U.S. senators introduce bill seeking changes to unemployment insurance program

Senate Finance Committee Chairman Ron Wyden (D-), U.S. Senator Michael F. Bennet (D-Colo.), and U.S. Representative Don Beyer (D-Va.) and a coalition of six Democratic and Independent senators on October 26 introduced a bill proposing several modifications to the joint federal-state unemployment insurance program.

The act, among other provisions, proposes the following program changes:

  1. Provide additional weeks of benefits when the federal unemployment rate is above 6.5%
  2. Increase federal financing of extended unemployment insurance benefits from 50% to 100%
  3. Require states to provide at least 26 weeks of benefits
  4. Require weekly benefit amounts to replace 75% of the claimant’s average weekly earnings in the claimant’s highest quarter of earnings during the base period, subject to the state’s maximum benefit amount
  5. Require the state maximum benefit amount to be greater than or equal to two-thirds of the state’s average weekly wage
  6. Create a federally funded Jobseeker Allowance of $250 per week to assist those who do not qualify for traditional unemployment insurance benefits.

Unemployment insurance is a joint federal and state program that provides temporary monetary benefits to eligible laid-off workers who are actively seeking new employment.

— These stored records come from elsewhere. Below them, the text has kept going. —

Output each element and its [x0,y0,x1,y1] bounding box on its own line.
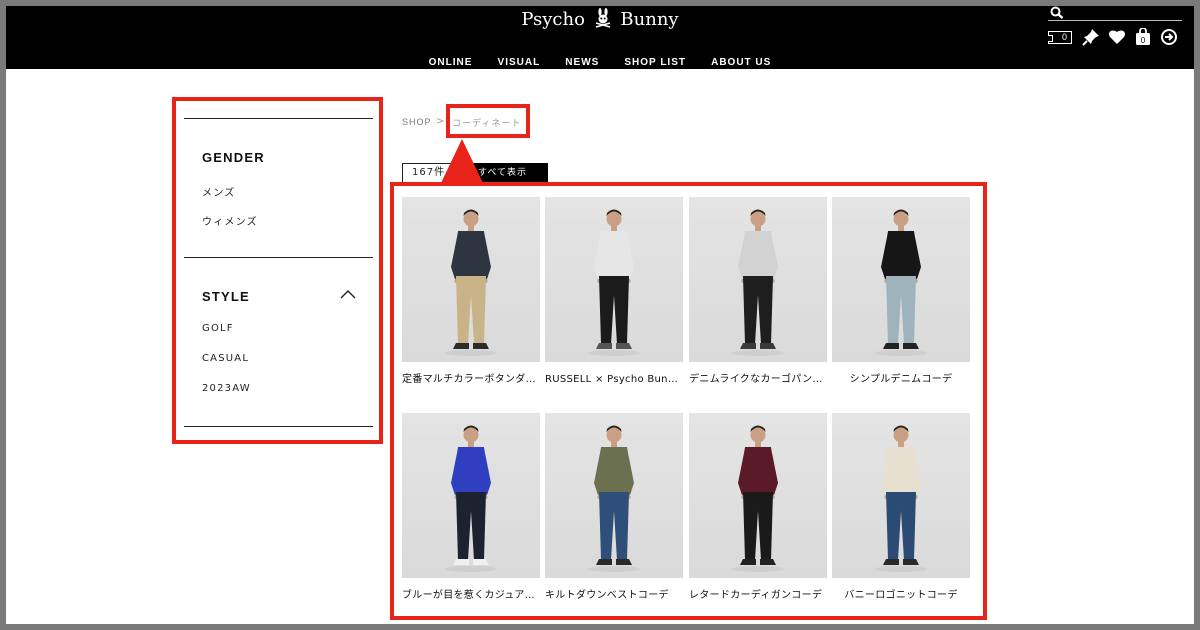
brand-name-left: Psycho [521,9,585,30]
product-card[interactable]: レタードカーディガンコーデ [689,413,827,601]
product-card[interactable]: 定番マルチカラーボタンダウンシャツ [402,197,540,385]
pin-icon[interactable] [1082,28,1100,46]
product-card[interactable]: キルトダウンベストコーデ [545,413,683,601]
nav-about-us[interactable]: ABOUT US [711,57,771,68]
breadcrumb-shop[interactable]: SHOP [402,117,432,127]
nav-online[interactable]: ONLINE [429,57,473,68]
product-photo[interactable] [545,413,683,578]
product-photo[interactable] [832,197,970,362]
gender-heading[interactable]: GENDER [202,150,265,165]
filter-sidebar-highlight: GENDER メンズ ウィメンズ STYLE GOLF CASUAL 2023A… [172,97,383,444]
svg-text:0: 0 [1141,36,1146,45]
main-nav: ONLINE VISUAL NEWS SHOP LIST ABOUT US [6,50,1194,69]
product-caption[interactable]: RUSSELL × Psycho Bunnyスウェットコーデ [545,370,683,385]
product-caption[interactable]: ブルーが目を惹くカジュアルコーデ [402,586,540,601]
site-header: Psycho Bunny ONLINE VISUAL NEWS SHOP LIS… [6,6,1194,69]
divider [184,257,373,258]
product-caption[interactable]: バニーロゴニットコーデ [832,586,970,601]
nav-visual[interactable]: VISUAL [498,57,541,68]
product-card[interactable]: ブルーが目を惹くカジュアルコーデ [402,413,540,601]
screenshot-frame: Psycho Bunny ONLINE VISUAL NEWS SHOP LIS… [6,6,1194,624]
chevron-up-icon[interactable] [340,289,356,299]
search-icon[interactable] [1050,6,1064,19]
cart-count-badge[interactable]: 0 [1048,31,1072,44]
product-photo[interactable] [402,197,540,362]
filter-style-golf[interactable]: GOLF [202,323,234,334]
filter-gender-womens[interactable]: ウィメンズ [202,213,258,228]
filter-style-casual[interactable]: CASUAL [202,353,249,364]
heart-icon[interactable] [1108,28,1126,46]
product-photo[interactable] [545,197,683,362]
product-caption[interactable]: デニムライクなカーゴパンツコーデ [689,370,827,385]
nav-news[interactable]: NEWS [565,57,599,68]
product-photo[interactable] [832,413,970,578]
product-caption[interactable]: レタードカーディガンコーデ [689,586,827,601]
product-caption[interactable]: 定番マルチカラーボタンダウンシャツ [402,370,540,385]
logout-icon[interactable] [1160,28,1178,46]
filter-gender-mens[interactable]: メンズ [202,184,235,199]
breadcrumb-current: コーディネート [452,119,522,129]
search-field[interactable] [1048,6,1184,24]
product-card[interactable]: シンプルデニムコーデ [832,197,970,385]
product-caption[interactable]: キルトダウンベストコーデ [545,586,683,601]
product-caption[interactable]: シンプルデニムコーデ [832,370,970,385]
style-heading[interactable]: STYLE [202,289,250,304]
product-card[interactable]: RUSSELL × Psycho Bunnyスウェットコーデ [545,197,683,385]
divider [184,118,373,119]
filter-style-2023aw[interactable]: 2023AW [202,383,251,394]
divider [184,426,373,427]
bunny-skull-icon [594,8,612,33]
product-photo[interactable] [689,413,827,578]
brand-name-right: Bunny [620,9,679,30]
nav-shop-list[interactable]: SHOP LIST [624,57,686,68]
search-underline [1048,20,1182,21]
product-card[interactable]: デニムライクなカーゴパンツコーデ [689,197,827,385]
product-card[interactable]: バニーロゴニットコーデ [832,413,970,601]
highlight-arrow [441,139,483,183]
brand-logo[interactable]: Psycho Bunny [6,8,1194,33]
product-photo[interactable] [689,197,827,362]
breadcrumb-separator: > [436,116,445,127]
bag-icon[interactable]: 0 [1134,28,1152,46]
product-photo[interactable] [402,413,540,578]
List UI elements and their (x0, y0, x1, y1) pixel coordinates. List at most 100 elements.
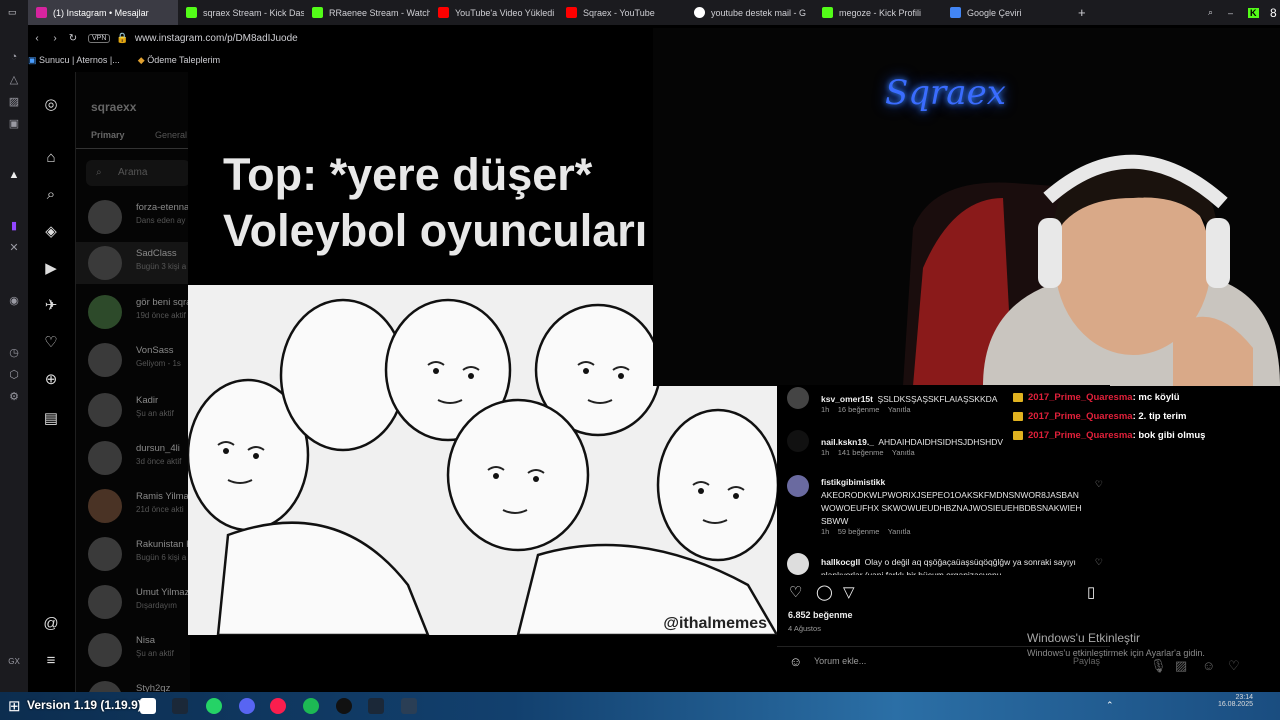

Qualifying individuals receive unemployment compensation as a percentage of their lost wages in the form of weekly cash benefits while they search for new employment.

The federal government oversees the general administration of state unemployment insurance programs. The states control the specific features of their unemployment insurance programs, such as eligibility requirements and length of benefits.